The Big Yellow Nasty

The Big Yellow Nasty is an antique Coleman cooler that still chills despite decades of travel and abuse. In the spirit of the Nasty, Big Yellow Nasty Wire Services is dedicated to providing a small selection of pop-news that is slightly fresh and more-or-less fit for human consumption.

Monday, August 15, 2005

Beetle Bailey in the Big City

For one week last year, I was a self-employed New Yorker. I busted my hump over a 60-hour New York-style workweek, selling flip flops to Republican National Convention delegates.

I didn't really "make it" there (and, for a long time, I couldn't make it anywhere), but I went to there work. As a result, I never really got to be a tourist in the Big Apple.

Sure I saw Times Square, but I had to sell flip flops the next morning.

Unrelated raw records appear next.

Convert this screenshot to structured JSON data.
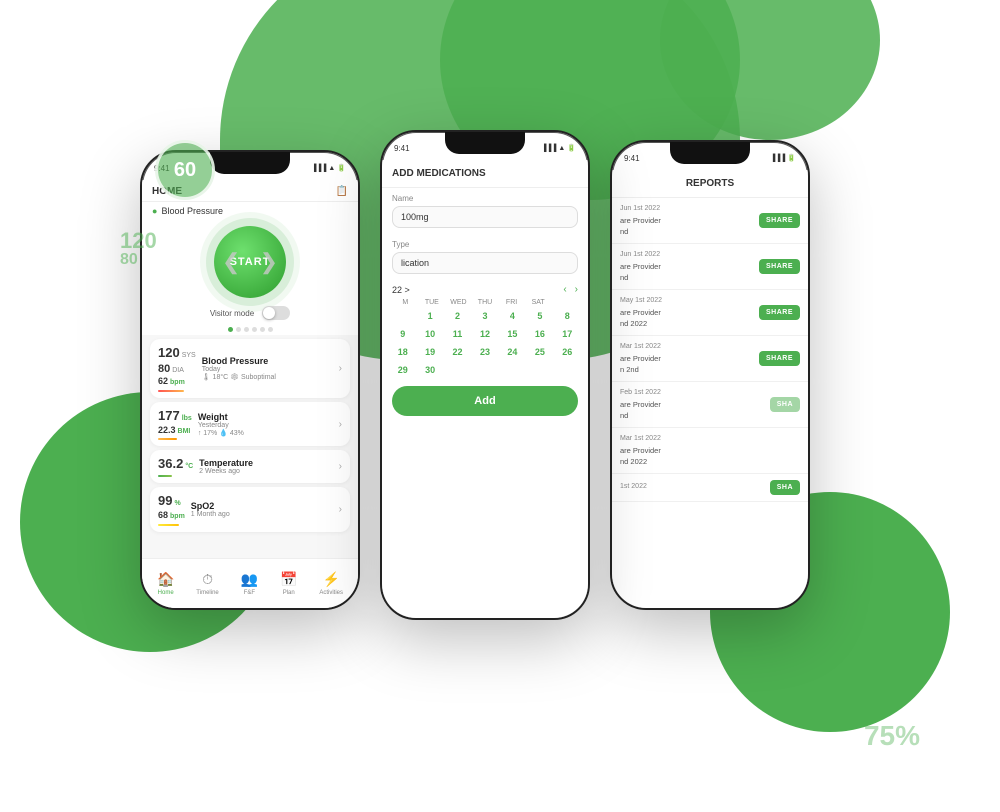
{
  "background": {
    "cloud_color": "#4caf50"
  },
  "phone1": {
    "title": "HOME",
    "blood_pressure_label": "Blood Pressure",
    "start_button": "START",
    "visitor_mode_label": "Visitor mode",
    "cards": [
      {
        "id": "bp",
        "big_value": "120",
        "unit1": "SYS",
        "value2": "80",
        "unit2": "DIA",
        "value3": "62",
        "unit3": "bpm",
        "title": "Blood Pressure",
        "sub": "Today",
        "detail": "🌡 18°C ❄ Suboptimal"
      },
      {
        "id": "weight",
        "big_value": "177",
        "unit1": "lbs",
        "value2": "22.3",
        "unit2": "BMI",
        "title": "Weight",
        "sub": "Yesterday",
        "detail": "↑ 17%  💧 43%"
      },
      {
        "id": "temp",
        "big_value": "36.2",
        "unit1": "°C",
        "title": "Temperature",
        "sub": "2 Weeks ago"
      },
      {
        "id": "spo2",
        "big_value": "99",
        "unit1": "%",
        "value2": "68",
        "unit2": "bpm",
        "title": "SpO2",
        "sub": "1 Month ago"
      }
    ],
    "nav": [
      {
        "label": "Home",
        "icon": "🏠",
        "active": true
      },
      {
        "label": "Timeline",
        "icon": "⏱",
        "active": false
      },
      {
        "label": "F&F",
        "icon": "👥",
        "active": false
      },
      {
        "label": "Plan",
        "icon": "📅",
        "active": false
      },
      {
        "label": "Activities",
        "icon": "⚡",
        "active": false
      }
    ]
  },
  "phone2": {
    "title": "ADD MEDICATIONS",
    "name_label": "Name",
    "name_value": "100mg",
    "type_label": "Type",
    "type_value": "lication",
    "month_label": "22 >",
    "days_header": [
      "M",
      "TUE",
      "WED",
      "THU",
      "FRI",
      "SAT"
    ],
    "cal_days": [
      {
        "day": "",
        "style": "empty"
      },
      {
        "day": "1",
        "style": "green"
      },
      {
        "day": "2",
        "style": "green"
      },
      {
        "day": "3",
        "style": "green"
      },
      {
        "day": "4",
        "style": "green"
      },
      {
        "day": "5",
        "style": "green"
      },
      {
        "day": "8",
        "style": "green"
      },
      {
        "day": "9",
        "style": "green"
      },
      {
        "day": "10",
        "style": "green"
      },
      {
        "day": "11",
        "style": "green"
      },
      {
        "day": "12",
        "style": "green"
      },
      {
        "day": "15",
        "style": "green"
      },
      {
        "day": "16",
        "style": "green"
      },
      {
        "day": "17",
        "style": "green"
      },
      {
        "day": "18",
        "style": "green"
      },
      {
        "day": "19",
        "style": "green"
      },
      {
        "day": "22",
        "style": "green"
      },
      {
        "day": "23",
        "style": "green"
      },
      {
        "day": "24",
        "style": "green"
      },
      {
        "day": "25",
        "style": "green"
      },
      {
        "day": "26",
        "style": "green"
      },
      {
        "day": "29",
        "style": "green"
      },
      {
        "day": "30",
        "style": "green"
      }
    ],
    "add_button": "Add"
  },
  "phone3": {
    "title": "REPORTS",
    "reports": [
      {
        "date": "Jun 1st 2022",
        "provider": "are Provider",
        "detail": "nd",
        "has_share": true
      },
      {
        "date": "Jun 1st 2022",
        "provider": "are Provider",
        "detail": "nd",
        "has_share": true
      },
      {
        "date": "May 1st 2022",
        "provider": "are Provider",
        "detail": "nd 2022",
        "has_share": true
      },
      {
        "date": "Mar 1st 2022",
        "provider": "are Provider",
        "detail": "n 2nd",
        "has_share": true
      },
      {
        "date": "Feb 1st 2022",
        "provider": "are Provider",
        "detail": "nd",
        "has_share": true
      },
      {
        "date": "Mar 1st 2022",
        "provider": "are Provider",
        "detail": "nd 2022",
        "has_share": false
      },
      {
        "date": "1st 2022",
        "provider": "",
        "detail": "",
        "has_share": true
      }
    ],
    "share_label": "SHARE"
  },
  "decorations": {
    "badge_60": "60",
    "badge_120_80": "120\n80",
    "badge_percent": "75%"
  }
}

I never even made it to Ground Zero or the Statue of Liberty.

And then, on the short day when Derek and I sold our last pair of flip flops, I talked him into indulging me the one touristy thing I wanted to see: the Empire State Building.

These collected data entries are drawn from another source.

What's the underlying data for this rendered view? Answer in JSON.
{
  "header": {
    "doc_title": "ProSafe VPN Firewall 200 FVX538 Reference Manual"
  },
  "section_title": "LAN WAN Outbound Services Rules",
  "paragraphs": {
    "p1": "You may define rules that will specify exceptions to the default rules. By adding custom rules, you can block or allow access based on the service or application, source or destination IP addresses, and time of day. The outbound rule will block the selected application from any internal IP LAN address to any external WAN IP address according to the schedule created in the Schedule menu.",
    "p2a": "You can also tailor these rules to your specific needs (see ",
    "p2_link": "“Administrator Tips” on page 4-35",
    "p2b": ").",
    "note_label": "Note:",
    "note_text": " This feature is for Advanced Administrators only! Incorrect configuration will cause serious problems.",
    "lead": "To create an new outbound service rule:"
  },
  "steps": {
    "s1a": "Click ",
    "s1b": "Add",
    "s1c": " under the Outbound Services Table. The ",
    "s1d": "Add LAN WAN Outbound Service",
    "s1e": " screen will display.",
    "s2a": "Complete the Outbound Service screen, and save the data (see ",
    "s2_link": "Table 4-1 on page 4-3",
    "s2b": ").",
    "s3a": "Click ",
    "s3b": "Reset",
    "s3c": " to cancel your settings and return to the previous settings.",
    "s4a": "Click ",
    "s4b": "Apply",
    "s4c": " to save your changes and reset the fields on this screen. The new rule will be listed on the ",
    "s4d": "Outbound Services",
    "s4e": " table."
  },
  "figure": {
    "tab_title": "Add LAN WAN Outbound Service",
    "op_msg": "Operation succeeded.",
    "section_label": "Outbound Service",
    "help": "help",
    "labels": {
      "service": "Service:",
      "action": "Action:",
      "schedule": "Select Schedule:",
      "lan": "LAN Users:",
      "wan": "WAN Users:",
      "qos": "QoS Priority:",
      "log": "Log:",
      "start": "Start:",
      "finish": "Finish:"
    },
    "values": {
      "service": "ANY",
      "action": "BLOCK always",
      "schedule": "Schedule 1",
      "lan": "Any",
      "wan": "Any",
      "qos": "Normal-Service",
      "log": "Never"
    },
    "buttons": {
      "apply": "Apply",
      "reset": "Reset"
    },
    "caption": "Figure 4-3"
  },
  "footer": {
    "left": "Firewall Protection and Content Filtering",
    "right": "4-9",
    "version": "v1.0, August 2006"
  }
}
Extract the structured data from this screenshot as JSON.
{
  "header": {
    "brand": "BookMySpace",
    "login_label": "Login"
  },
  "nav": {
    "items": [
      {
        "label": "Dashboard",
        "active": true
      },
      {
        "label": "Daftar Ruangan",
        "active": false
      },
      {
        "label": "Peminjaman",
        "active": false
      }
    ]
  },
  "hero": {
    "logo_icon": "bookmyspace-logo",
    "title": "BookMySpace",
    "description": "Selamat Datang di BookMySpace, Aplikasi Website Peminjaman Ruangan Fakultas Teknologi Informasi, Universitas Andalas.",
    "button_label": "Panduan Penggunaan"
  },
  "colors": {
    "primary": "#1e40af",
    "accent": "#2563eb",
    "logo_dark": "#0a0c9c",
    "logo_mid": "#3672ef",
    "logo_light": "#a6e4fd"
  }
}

At the time, I was reading The Amazing Adventures of Kavalier & Clay, Michael Chabon's Pulitzer Prize-winning novel about two kids who make it big in the funny book business in 1940s New York.

Kavalier and Clay's publisher, Empire Comics, moved its office into the Empire State Building once their book, The Escapist, took off. The building was an amazing symbol throughout the book. A dazzling picture of the building even graced the paperback's cover.

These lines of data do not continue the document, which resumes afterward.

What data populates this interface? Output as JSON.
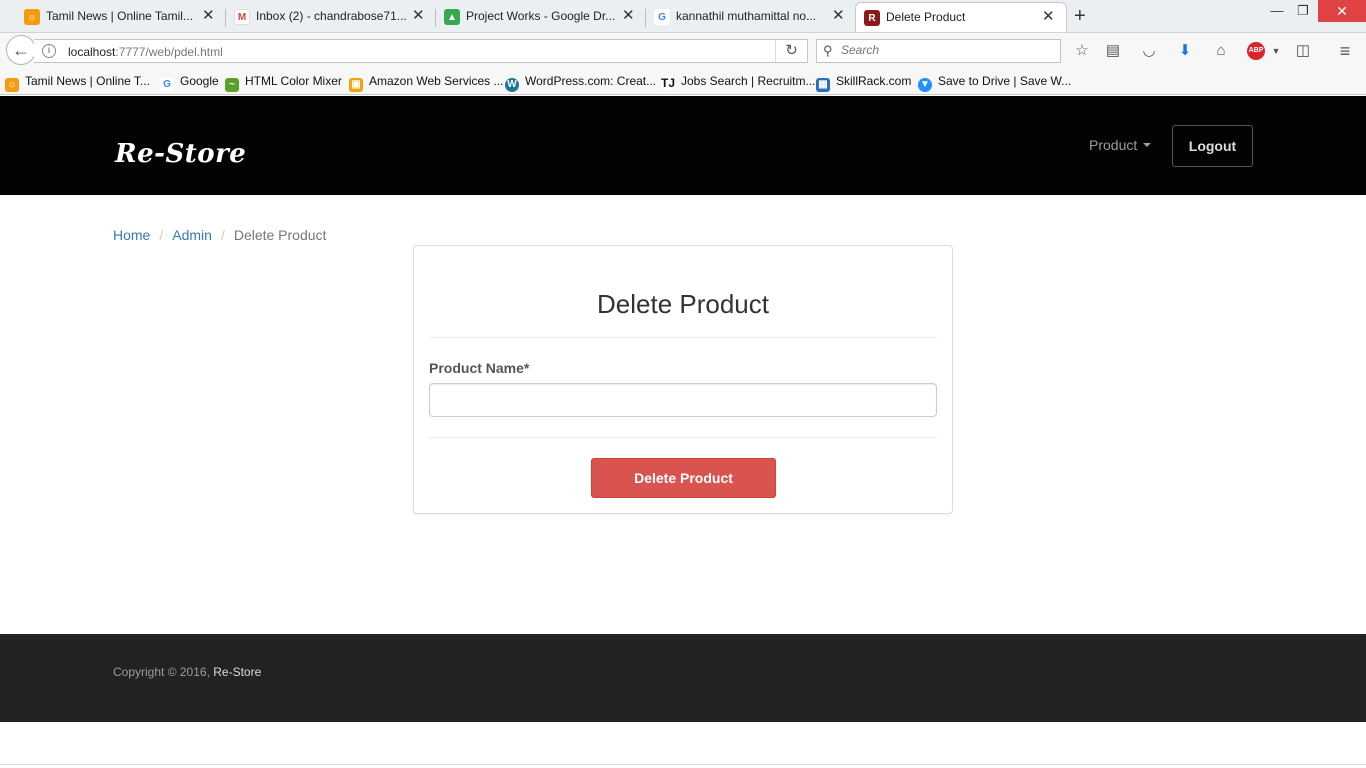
{
  "browser": {
    "tabs": [
      {
        "title": "Tamil News | Online Tamil...",
        "favicon": "sun-icon",
        "favicon_color": "#f39c12"
      },
      {
        "title": "Inbox (2) - chandrabose71...",
        "favicon": "gmail-icon",
        "favicon_color": "#d14836"
      },
      {
        "title": "Project Works - Google Dr...",
        "favicon": "drive-icon",
        "favicon_color": "#34a853"
      },
      {
        "title": "kannathil muthamittal no...",
        "favicon": "google-icon",
        "favicon_color": "#4285f4"
      },
      {
        "title": "Delete Product",
        "favicon": "restore-icon",
        "favicon_color": "#8b1a1a"
      }
    ],
    "url_host": "localhost",
    "url_rest": ":7777/web/pdel.html",
    "search_placeholder": "Search",
    "bookmarks": [
      {
        "label": "Tamil News | Online T...",
        "icon": "sun-icon",
        "color": "#f39c12"
      },
      {
        "label": "Google",
        "icon": "google-icon",
        "color": "#4285f4"
      },
      {
        "label": "HTML Color Mixer",
        "icon": "color-mixer-icon",
        "color": "#5aa02c"
      },
      {
        "label": "Amazon Web Services ...",
        "icon": "box-icon",
        "color": "#f0a30a"
      },
      {
        "label": "WordPress.com: Creat...",
        "icon": "wordpress-icon",
        "color": "#21759b"
      },
      {
        "label": "Jobs Search | Recruitm...",
        "icon": "tj-icon",
        "color": "#c0392b"
      },
      {
        "label": "SkillRack.com",
        "icon": "skillrack-icon",
        "color": "#2a6ebb"
      },
      {
        "label": "Save to Drive | Save W...",
        "icon": "save-drive-icon",
        "color": "#1e90ff"
      }
    ]
  },
  "site": {
    "brand": "Re-Store",
    "nav_product": "Product",
    "logout": "Logout"
  },
  "breadcrumb": {
    "home": "Home",
    "admin": "Admin",
    "current": "Delete Product"
  },
  "form": {
    "title": "Delete Product",
    "product_name_label": "Product Name*",
    "product_name_value": "",
    "submit": "Delete Product"
  },
  "footer": {
    "copyright": "Copyright © 2016, ",
    "brand": "Re-Store"
  },
  "colors": {
    "header_bg": "#030303",
    "footer_bg": "#222222",
    "danger": "#d9534f",
    "link": "#337ab7"
  }
}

Needless to say, I was excited to see the building.

Derek and I braved a long line through hot, sticky hallways to get to the top, where we paid extra for the guided audio tour, recited by an authentic-sounding New York cabbie over little headsets they gave us. And wow.

Tony the cabbie, with the help of my amazing view of Manhattan, transformed me from a lost and confused outsider to a guy who new what was what. I felt in tune with the history and geography of the city, and New York seemed vibrant and friendly. Definitely worth the wait and the extra money.

But there's a new reason to check out the Empire State Building.

The New York Times reports that the Empire State Building will soon house the National Cartoon Museum, paying homage to the days chronicled by Chabon in Kavalier & Clay, days when the building was home to Timely Comics (now Marvel).

The Times reports:

The museum, to open in the fall of 2006, will contain 200,000 original cartoons from more than 50 countries as well as 10,000 books and 1,000 hours of animation, worth about $20 million. The displays will range over eight genres, including newspaper comic strips, comic books, graphic novels and memoirs like Art Spiegelman's "Maus," animation, political cartoons, international cartoons and illustration and advertising.

There will also be many special displays and programs meant to educate or amuse, including a 15-foot plaster head of Walt Disney showing all the characters in his brain and a timeline tracing cartoons back to the cave dwellers.

Moving the museum to the Empire State building from its old home in Boca Raton, Fla., signifies that America is accepting cartoons and graphic novels as legitimate media.

Gone are times like the 70s, when religious groups created a massive backlash against comic books, and the 90s, when Marvel filed for bankruptcy.

Now, thanks to Beetle Bailey creator Mort Walker, we'll be able to celebrate cartoons properly. I'll have to go back to New York next year, only this time as a tourist.